The complaint by William Meyers, of Roslyn, was brought against the fashionable cooperative at 133 East 80th St. and its managing agents, Brown, Harris, Stevens, Inc, Hearings were held last June by Commissioners Melvin L. Arnold and Gilbert Colgate, Jr., who noted in their findings yesterday that “the evidence indicates that no Jews reside in the subject building” and “the complainant was the only applicant ever rejected.” A commission spokesman said the $1,000 fine was the highest ever levied by the body. It was the first judgment against a cooperative since the city’s open housing law was strengthened in 1965.

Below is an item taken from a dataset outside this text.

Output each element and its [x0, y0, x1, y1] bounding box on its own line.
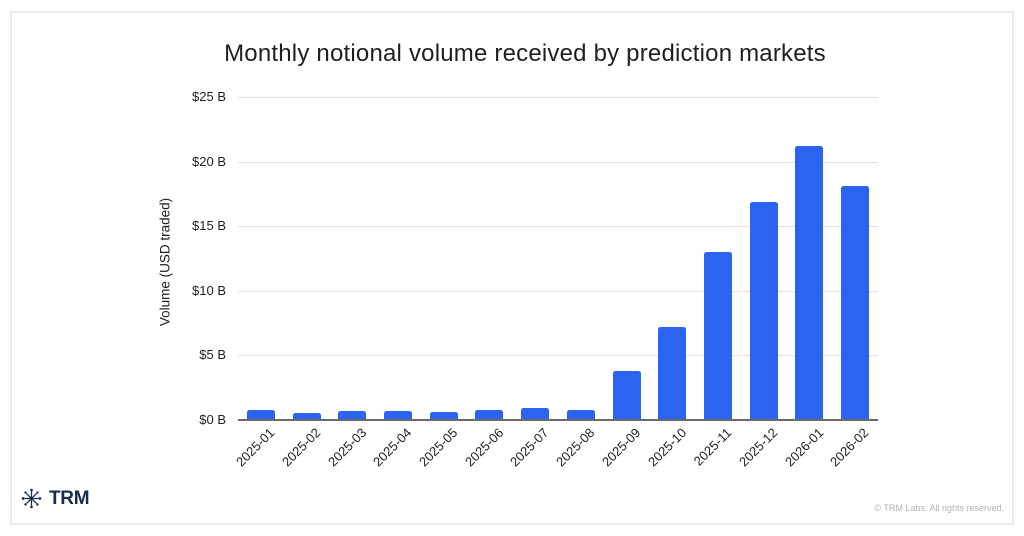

In the case of the Brooklyn Sabbath observer, the commission noted that when Mr. Roth applied for the position, he offered to work Saturday nights or other nights to make up for the time he took off for religious reasons. He charged that he was told the company could not use him on that basis. Mr. Golar said that the guidelines on religious discrimination adopted by the Federal Equal Employment Opportunity Commission two years ago required employers “to make reasonable accommodations to the religious needs of employes and prospective employes where such accommodation can be made without undue hardship in the employer’s business.” Undue hardship must be proven by the employer. Mr. Golar said that the Federal guidelines correspond to the letter and spirit of the city’s law against job discrimination on religious grounds.